关键词: 海工混凝土, 氯离子, 腐蚀, 固化机理, 防腐措施, 修复

Abstract: In the marine environment, most of the marine concrete will be corroded and destroyed before reaching the designed service life, resulting in serious national marine engineering safety risks and marine environment pollution. The corrosion of steel bar caused by chloride ions is the main reason for the deterioration of the structural performance of marine concrete. Based on the characteristic of polychlorinated salts in marine environment, starting from the process of chloride ion erosion on marine concrete, this paper reviews and summarizes the corrosion path and mechanism of chloride ions from the process of chloride ions eroding marine concrete. It focuses on the path of chloride ions entering concrete through penetration, diffusion and electrochemical migration, and the corrosion mechanism of chloride ions destroying passivation film, forming corrosion battery, depolarization and conductivity. On this basis, aiming at the latest research on chloride ions corrosion resistance of marine concrete at home and abroad, this paper introduces the mechanism of chloride ions solidification, and focuses on the fundamental measures such as improving the compactness of marine concrete, reducing cracks in marine concrete and increasing the thickness of marine concrete. At the same time, it summarizes the supplementary measures of concrete surface protection, steel bar protection and adding rust inhibitor, crack repairing to improve the chloride ions corrosion resistance of marine concrete. Finally, it raises that there is a big gap between the single chloride ions corrosion process in the current research and the concrete in the actual seawater. Low-carbon and environmentally friendly anti-chloride ions corrosion concrete materials and technologies need to be further developed.
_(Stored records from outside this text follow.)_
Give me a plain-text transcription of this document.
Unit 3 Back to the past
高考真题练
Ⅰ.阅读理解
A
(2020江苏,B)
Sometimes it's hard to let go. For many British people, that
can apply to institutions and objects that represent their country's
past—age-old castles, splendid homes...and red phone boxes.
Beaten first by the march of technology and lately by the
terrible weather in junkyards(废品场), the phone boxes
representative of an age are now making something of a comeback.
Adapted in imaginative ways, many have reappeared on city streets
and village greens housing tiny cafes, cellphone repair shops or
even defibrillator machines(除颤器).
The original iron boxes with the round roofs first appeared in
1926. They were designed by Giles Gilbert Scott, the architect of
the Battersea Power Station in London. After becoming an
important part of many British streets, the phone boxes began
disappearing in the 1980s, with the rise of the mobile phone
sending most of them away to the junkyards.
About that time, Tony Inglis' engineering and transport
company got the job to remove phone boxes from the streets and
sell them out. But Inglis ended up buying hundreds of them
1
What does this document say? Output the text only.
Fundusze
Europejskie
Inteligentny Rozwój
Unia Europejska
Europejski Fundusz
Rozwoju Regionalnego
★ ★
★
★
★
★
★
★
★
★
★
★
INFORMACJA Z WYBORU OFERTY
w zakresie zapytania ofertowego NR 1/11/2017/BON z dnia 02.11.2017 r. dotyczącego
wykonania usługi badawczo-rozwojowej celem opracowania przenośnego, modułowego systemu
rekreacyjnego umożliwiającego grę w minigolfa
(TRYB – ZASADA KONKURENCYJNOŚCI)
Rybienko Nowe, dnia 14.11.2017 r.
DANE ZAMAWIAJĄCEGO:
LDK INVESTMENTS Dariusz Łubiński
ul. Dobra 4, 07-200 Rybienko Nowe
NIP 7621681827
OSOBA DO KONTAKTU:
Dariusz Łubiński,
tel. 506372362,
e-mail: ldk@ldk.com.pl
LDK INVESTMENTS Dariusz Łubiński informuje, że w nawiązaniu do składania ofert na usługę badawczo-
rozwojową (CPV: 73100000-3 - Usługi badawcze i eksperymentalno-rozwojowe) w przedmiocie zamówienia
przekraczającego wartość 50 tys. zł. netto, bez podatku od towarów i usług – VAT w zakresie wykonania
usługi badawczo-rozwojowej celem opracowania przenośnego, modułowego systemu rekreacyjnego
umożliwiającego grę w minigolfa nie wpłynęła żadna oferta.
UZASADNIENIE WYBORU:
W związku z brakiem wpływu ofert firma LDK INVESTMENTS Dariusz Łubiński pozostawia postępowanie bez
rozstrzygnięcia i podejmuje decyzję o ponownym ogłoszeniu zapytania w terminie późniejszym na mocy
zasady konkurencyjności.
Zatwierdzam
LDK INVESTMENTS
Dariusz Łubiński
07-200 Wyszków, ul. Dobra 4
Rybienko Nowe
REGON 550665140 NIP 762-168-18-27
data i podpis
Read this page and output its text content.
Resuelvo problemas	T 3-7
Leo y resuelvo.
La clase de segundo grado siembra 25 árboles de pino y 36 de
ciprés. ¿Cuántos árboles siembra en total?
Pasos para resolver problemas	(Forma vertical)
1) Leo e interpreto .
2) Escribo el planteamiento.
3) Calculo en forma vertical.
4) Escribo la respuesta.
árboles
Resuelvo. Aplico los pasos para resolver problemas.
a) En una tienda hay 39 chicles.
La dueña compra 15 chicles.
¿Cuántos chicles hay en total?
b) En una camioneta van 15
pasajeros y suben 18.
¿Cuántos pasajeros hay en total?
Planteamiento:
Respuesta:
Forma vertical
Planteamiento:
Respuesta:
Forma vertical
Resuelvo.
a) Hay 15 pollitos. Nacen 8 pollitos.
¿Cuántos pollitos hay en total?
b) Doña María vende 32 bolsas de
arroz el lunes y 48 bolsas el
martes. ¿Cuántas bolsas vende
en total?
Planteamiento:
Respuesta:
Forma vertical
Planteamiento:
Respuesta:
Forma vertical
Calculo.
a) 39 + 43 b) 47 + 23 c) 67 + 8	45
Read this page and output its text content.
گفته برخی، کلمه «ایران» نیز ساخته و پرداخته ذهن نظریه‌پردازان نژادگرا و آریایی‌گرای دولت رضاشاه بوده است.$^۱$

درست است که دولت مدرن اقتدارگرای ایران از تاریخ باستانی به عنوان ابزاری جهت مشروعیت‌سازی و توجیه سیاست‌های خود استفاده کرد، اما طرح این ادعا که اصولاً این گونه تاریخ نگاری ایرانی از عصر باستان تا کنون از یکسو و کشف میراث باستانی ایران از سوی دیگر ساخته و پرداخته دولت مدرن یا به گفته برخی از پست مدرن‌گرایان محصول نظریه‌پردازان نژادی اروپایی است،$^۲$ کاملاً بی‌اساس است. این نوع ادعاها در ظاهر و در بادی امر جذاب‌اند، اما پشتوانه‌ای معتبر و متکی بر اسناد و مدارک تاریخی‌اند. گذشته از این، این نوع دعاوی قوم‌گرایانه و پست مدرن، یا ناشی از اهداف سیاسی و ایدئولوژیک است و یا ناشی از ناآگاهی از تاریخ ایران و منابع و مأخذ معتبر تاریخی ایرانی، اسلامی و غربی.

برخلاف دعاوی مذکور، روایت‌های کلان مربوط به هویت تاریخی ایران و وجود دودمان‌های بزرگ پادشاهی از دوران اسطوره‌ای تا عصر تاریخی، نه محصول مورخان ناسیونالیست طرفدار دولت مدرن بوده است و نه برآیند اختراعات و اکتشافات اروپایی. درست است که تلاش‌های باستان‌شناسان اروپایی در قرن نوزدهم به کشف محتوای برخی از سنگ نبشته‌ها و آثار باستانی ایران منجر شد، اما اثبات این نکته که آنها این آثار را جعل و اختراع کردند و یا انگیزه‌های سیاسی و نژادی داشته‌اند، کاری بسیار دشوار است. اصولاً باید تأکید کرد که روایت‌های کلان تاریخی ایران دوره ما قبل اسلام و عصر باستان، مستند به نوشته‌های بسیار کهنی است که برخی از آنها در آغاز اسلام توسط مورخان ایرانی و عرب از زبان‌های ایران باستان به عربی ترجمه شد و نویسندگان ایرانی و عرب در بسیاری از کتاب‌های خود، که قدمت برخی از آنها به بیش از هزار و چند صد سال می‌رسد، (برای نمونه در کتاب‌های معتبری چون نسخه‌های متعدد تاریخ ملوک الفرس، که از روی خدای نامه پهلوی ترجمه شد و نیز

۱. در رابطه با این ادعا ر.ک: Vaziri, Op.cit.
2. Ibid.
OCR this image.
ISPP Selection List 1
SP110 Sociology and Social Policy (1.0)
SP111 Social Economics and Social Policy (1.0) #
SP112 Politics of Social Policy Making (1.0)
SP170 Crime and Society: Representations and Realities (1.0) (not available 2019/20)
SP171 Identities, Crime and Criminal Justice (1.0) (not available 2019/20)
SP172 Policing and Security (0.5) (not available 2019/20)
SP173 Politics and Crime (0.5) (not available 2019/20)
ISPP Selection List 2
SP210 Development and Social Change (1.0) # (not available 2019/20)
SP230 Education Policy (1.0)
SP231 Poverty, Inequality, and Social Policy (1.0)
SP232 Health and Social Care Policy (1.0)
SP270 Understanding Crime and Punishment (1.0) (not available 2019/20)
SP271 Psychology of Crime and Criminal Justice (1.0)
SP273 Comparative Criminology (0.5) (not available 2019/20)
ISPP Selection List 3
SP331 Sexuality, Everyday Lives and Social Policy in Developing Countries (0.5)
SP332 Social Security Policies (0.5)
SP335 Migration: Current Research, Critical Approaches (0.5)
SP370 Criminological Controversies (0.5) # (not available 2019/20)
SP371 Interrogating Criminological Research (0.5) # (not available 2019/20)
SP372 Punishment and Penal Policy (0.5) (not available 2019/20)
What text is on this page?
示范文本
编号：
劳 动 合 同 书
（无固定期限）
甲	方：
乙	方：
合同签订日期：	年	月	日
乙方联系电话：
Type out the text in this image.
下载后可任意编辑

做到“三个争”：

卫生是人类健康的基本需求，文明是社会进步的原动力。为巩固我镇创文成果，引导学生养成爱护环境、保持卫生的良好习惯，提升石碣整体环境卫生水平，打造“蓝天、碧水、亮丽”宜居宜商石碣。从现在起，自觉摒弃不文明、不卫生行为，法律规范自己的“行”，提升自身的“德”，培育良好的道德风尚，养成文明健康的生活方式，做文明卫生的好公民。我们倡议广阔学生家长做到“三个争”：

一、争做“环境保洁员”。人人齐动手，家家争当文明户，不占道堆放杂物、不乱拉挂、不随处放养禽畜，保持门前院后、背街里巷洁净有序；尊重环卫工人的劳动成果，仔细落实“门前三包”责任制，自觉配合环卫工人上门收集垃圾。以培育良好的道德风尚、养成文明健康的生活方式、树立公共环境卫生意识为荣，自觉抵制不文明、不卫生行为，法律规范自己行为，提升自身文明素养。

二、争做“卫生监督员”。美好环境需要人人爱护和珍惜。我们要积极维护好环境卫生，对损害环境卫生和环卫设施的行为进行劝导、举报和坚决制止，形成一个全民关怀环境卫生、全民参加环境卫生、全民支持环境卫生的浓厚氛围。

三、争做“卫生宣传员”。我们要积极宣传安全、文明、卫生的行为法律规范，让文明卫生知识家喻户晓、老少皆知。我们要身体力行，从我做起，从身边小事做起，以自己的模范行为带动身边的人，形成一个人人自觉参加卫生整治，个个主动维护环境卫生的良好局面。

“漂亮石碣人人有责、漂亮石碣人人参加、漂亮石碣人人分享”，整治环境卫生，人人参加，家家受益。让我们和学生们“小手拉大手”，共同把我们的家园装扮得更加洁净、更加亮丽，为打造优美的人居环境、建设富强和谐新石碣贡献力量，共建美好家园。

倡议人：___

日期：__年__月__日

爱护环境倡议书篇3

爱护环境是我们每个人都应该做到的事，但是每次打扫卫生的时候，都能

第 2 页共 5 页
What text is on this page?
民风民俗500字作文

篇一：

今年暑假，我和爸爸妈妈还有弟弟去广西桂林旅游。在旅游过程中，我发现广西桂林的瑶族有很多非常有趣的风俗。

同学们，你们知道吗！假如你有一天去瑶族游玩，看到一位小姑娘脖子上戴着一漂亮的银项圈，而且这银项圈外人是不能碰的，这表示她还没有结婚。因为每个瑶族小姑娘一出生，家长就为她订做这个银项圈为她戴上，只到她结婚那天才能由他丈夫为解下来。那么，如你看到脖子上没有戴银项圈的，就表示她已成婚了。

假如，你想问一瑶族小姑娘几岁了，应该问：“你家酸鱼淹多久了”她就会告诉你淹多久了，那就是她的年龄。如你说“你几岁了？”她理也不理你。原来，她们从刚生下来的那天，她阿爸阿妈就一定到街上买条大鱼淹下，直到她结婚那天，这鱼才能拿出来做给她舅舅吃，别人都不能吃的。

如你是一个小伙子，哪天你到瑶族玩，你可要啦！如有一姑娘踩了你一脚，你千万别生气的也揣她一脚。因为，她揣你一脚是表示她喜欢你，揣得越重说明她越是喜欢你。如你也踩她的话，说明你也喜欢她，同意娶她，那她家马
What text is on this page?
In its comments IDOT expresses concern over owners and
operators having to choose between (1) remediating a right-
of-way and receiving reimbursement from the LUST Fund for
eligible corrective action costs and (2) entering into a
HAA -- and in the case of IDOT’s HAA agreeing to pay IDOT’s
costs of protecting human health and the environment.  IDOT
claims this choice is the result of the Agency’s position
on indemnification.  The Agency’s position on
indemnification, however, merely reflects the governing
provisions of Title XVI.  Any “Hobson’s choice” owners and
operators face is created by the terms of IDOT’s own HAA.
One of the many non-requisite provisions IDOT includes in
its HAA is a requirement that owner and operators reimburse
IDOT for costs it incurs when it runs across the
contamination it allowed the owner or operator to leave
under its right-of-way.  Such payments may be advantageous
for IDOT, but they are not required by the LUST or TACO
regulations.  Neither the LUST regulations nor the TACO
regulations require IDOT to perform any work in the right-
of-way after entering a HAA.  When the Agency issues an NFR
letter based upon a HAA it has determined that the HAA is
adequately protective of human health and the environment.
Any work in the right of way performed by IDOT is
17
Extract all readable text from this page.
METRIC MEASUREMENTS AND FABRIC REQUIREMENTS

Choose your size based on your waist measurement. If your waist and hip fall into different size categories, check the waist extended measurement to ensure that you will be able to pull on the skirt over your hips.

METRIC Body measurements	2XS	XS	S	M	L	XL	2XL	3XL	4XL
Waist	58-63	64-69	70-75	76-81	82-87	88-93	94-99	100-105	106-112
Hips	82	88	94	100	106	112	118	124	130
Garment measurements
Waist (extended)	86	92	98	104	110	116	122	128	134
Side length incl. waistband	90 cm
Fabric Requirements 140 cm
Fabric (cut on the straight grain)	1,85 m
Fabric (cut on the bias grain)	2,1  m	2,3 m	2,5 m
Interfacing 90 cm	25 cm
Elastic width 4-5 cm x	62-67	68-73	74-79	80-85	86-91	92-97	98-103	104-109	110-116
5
Key words: marine concrete, chloride ion, corrosion, curing mechanism, anticorrosion measure, repair

中图分类号:

TU528

刘玉美, 杨浪, 饶峰, 张凯铭, 孙传琳. 氯离子对海工混凝土钢筋腐蚀的研究进展[J]. 硅酸盐通报, 2023, 42(9): 3059-3074.

LIU Yumei, YANG Lang, RAO Feng, ZHANG Kaiming, SUN Chuanlin. Research Progress of Chloride Ions on Corrosion of Marine Concrete Reinforcement[J]. BULLETIN OF THE CHINESE CERAMIC SOCIETY, 2023, 42(9): 3059-3074.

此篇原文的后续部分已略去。